I congratulate the ten Judges who have been appointed and wish them well in the discharge of their important duties. They are: Mrs. Zamina Ally-Seepaul, Mrs. Priscilla Chandra-Haniff, Mr. Peter Hugh, Mrs. Sherdel Isaacs-Marcus, Mrs. Jacqueline Josiah-Graham, Mrs. Deborah Kumar-Chetty, Mr. Nigel Niles, Mrs. Joy Persaud-Singh, Ms. Nicole Pierre and Ms. Hesaun Yasin. These are all young judges who, in various capacities as lawyers, have been at the top of their game for some time.

Constitutional theory recognizes the judiciary as one of three limbs of Guyana’s democratic system. The judges, who comprise the judiciary are, in a fundamental sense therefore, one of the guardians of our democracy. As part of their functions to guard and promote that democracy, judges dispense justice between citizen and citizen (in civil cases) and between the State and the citizen (criminal cases), adjudicate civil, constitutional and public law disputes between the citizen and the State, including public authorities, and interpret legislation passed by Parliament.

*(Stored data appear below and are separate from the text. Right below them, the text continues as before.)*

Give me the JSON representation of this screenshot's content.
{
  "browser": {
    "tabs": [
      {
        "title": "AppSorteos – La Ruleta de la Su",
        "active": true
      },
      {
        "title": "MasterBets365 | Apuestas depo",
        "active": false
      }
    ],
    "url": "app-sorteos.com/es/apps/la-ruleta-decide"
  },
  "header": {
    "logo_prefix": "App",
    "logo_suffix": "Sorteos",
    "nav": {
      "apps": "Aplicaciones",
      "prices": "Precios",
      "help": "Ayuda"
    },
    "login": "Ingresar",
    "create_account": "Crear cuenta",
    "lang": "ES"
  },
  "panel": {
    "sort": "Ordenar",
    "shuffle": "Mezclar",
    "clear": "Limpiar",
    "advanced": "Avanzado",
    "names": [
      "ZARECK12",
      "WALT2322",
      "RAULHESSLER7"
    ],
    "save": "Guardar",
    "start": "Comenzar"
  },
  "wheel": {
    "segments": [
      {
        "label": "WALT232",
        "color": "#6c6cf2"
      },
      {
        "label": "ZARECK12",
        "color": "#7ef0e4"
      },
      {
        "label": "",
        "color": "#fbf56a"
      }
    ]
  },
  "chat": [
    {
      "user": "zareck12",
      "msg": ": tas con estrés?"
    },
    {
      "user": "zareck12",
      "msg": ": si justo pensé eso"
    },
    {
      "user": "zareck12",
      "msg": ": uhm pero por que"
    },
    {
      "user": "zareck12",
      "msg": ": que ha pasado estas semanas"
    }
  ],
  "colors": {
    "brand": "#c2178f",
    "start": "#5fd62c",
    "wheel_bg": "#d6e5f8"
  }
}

The State, represented by the Government as another part of the trio, of which the legislature is the third, also has a constitutional mandate to promote and protect democracy. Since the interests of the Judiciary and the State coincide in this regard, they ought to be mutually supportive of the interests of each other. This is not always so. Governments generally hope that the judiciary would support its policies and when it does not, contradictions sometimes arise. This is manifested in Guyana, far less than in the US, in occasional criticisms of judges’ decisions. While judges must expect that their decisions will be subject to rigorous public scrutiny, the government must know that if a judge is wrong, an appeal to the Court of Appeal will soon apply a corrective remedy. And if the Court of Appeal is wrong, there is the CCJ.

After a long wait the public will now look forward to an optimally functioning judiciary which can address their causes expeditiously and, hopefully, competently. Most importantly, it will allow judges the time to read and research so that their decisions are firmly based in fact and law. The decisions of first instance Judges are frequently examined by higher courts. Neither the Court of Appeal nor the CCJ usually comment on the quality of a decision by a lower court, but if it is lacking, this will certainly be clear from the decisions of the appellate courts. If a Judge cares about the quality of the justice that he or she dispenses, or his or her reputation, he or she will ensure that his or her decision is of the highest quality, firmly founded in legal principles, and given promptly. As regards promptness of decisions, this has been a problem for decades. It resulted in The Time Limit for Judicial Decisions Act passed in 2009 requiring decisions of judges to be given in six weeks. The CCJ ruled earlier last week in Gaskin v Minister of Natural Resources that the six-week time limit is discretionary and not mandatory. The six-week time limit, long imposed for magistrates, was held in 1975 in Reece v Abdulla to be directory and not mandatory. While, therefore, these timelines are little more than guidelines, they are not expected to be violated except for good reason.

The long-awaited appointments have snatched the judiciary from the brink of collapse where it has stood poised for a very long time. The frustration which this has long generated boiled over recently by the unusually frank remarks of Chief Justice Roxane George-Wiltshire. Her Honour complained to the Attorney General, the Hon Anil Nandlall, that the expectation of decisions by Judges within a certain timeframe prescribed by law, with a High Court depleted of judges, was wholly unreasonable. The Attorney General retorted that it is expected that laws are to be observed. The Chief Justice who attracts enormous sympathy and support from the legal profession for uncomplainingly mastering a gargantuan workload in order to keep the High Court functioning, will be able to pull back the High Court from the brink with ten more judges.

Courtesy ought to define the relations between Bench and Bar, Bench and litigants and lawyers and witnesses. The Bench holds the larger responsibility in fostering an atmosphere conducive to the dispensing of justice. Most litigants are nervous and fearful. In order for them to give their evidence fully and frankly so that all the material is before the judge to enable him or her to render a fair decision, the litigant and witnesses have to be made to feel that they are in a hospitable and unintimidating environment. The judge must be patient, courteous, welcoming and reassuring. Judges must also protect witnesses or even litigants against lawyers who are hostile and insulting. Both litigants and witnesses are entitled to respect and courtesy which will enable them to give their evidence without fear. It is only in this atmosphere that justice can be dispensed fairly. These are tasks that require patience and skill especially since vestiges of old attitudes still persist where the courtroom is made to be a place to be feared, even by lawyers. Let us hope that the newly appointed judges will foster courtesy as a hallmark of the conduct of judicial proceedings.